Just as so many children of great writers have felt their famous parent was always beyond their grasp even while being loved by millions of readers, and took to print to try and make sense of that tantalising conundrum.
'Saul Bellow's Heart: a Son's Memoir' by Greg Bellow is published by Bloomsbury (£20)
Unhappy families: The dark-side-of-dad books
Home Before Dark by Susan Cheever
The writer's only daughter, she revealed her papa to be an alcoholic philanderer tormented by bisexual impulses and slightly creepy dreams of the woman she would turn into.
Dreamcatcher by Margaret Salinger
A memoir of her reclusive father JD (right with Margaret), in which she detailed the cruel manipulation he exerted over her mother Claire, his second wife. He used to keep her a virtual prisoner in their holiday shack.
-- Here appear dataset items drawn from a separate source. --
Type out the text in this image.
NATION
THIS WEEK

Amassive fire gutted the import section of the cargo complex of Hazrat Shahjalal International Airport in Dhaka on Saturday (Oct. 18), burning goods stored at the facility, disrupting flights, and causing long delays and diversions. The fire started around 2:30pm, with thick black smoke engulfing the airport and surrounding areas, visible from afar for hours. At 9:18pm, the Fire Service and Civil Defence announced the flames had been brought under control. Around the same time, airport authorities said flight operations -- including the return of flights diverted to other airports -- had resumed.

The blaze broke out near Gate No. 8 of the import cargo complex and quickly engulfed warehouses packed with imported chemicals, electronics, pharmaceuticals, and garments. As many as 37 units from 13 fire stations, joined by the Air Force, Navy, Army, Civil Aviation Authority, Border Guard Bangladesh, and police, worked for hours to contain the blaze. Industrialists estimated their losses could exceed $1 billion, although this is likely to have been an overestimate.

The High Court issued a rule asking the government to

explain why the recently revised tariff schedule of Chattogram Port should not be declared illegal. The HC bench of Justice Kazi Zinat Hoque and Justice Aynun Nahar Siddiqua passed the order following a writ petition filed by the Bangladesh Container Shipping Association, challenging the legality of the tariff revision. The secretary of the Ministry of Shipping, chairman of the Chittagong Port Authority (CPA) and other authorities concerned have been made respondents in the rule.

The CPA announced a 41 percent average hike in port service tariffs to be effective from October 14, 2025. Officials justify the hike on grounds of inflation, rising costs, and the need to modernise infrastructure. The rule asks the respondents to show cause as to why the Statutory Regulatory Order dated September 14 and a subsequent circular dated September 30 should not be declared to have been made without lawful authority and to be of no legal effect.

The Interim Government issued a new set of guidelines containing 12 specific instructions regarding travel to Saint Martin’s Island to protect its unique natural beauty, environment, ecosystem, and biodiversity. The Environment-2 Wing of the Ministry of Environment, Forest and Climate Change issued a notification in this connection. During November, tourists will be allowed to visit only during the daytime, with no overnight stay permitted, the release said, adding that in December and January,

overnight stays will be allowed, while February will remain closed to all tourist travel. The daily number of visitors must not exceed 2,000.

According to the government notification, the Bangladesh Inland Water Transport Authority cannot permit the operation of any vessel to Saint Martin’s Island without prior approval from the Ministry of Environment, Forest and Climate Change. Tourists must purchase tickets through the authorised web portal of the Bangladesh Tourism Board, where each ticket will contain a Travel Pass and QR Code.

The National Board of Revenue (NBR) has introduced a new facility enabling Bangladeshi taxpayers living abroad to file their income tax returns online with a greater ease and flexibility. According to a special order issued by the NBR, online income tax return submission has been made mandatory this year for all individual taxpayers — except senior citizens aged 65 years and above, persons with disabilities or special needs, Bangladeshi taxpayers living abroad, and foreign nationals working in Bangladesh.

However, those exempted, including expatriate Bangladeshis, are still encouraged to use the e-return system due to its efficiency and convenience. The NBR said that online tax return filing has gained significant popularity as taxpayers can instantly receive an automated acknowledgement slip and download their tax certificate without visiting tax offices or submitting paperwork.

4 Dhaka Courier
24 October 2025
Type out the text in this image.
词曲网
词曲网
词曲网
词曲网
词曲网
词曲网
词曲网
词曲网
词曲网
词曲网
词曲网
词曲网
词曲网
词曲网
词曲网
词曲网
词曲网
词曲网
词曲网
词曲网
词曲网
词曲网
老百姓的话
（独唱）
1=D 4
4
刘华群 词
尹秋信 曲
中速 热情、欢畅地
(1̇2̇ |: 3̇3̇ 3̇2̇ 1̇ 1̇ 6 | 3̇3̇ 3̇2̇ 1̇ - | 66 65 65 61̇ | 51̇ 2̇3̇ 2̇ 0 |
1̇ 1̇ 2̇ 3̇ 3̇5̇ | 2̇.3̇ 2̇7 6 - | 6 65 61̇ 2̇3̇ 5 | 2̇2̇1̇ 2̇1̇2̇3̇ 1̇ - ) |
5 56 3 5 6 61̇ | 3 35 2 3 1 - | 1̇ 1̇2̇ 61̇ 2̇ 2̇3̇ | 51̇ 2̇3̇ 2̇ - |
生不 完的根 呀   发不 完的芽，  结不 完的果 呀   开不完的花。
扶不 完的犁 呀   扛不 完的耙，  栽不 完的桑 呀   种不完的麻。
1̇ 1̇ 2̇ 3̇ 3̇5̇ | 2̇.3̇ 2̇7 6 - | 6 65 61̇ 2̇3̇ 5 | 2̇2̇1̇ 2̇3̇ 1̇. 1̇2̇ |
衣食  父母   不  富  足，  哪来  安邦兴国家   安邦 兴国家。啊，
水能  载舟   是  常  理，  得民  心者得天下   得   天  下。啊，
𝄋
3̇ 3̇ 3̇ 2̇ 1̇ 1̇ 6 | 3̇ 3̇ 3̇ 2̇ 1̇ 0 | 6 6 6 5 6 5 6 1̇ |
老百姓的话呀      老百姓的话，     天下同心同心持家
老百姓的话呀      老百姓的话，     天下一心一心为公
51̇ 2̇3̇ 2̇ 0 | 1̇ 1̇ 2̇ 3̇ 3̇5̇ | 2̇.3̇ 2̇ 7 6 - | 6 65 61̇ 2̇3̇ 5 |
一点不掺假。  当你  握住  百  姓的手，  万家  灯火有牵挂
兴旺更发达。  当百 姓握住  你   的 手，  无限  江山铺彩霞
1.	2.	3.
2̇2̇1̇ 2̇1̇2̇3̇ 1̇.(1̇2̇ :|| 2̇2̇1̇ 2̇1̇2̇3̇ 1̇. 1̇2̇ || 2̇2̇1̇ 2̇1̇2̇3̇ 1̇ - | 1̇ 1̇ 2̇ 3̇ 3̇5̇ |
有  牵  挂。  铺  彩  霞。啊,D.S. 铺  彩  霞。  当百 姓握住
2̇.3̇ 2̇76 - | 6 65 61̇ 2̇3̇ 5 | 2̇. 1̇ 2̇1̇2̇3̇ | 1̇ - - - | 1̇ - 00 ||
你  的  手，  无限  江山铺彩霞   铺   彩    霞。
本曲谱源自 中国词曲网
My Father Is a Book by Janna Malamud Smith
Gossipy, name-droppy, strikingly un-literary account of the Malamud family, Bernard's mentally ill mother and her gifted son, who wrote 'The Fixer'.
Yossarian Slept Here by Erica Heller
She reveals how much tougher family life was "AC" (After 'Catch-22') than "BC" and recalls how her father became a priapic, devouring egomaniac, who dumped his wife after 38 years of marriage.
Reading My Father by Alexandra Styron
"Did my father's depression steal his creative gift?" asks Styron's youngest child. "Or was it the other way around, an estrangement from his muse driving him downwards in increments till he hit rock-bottom?"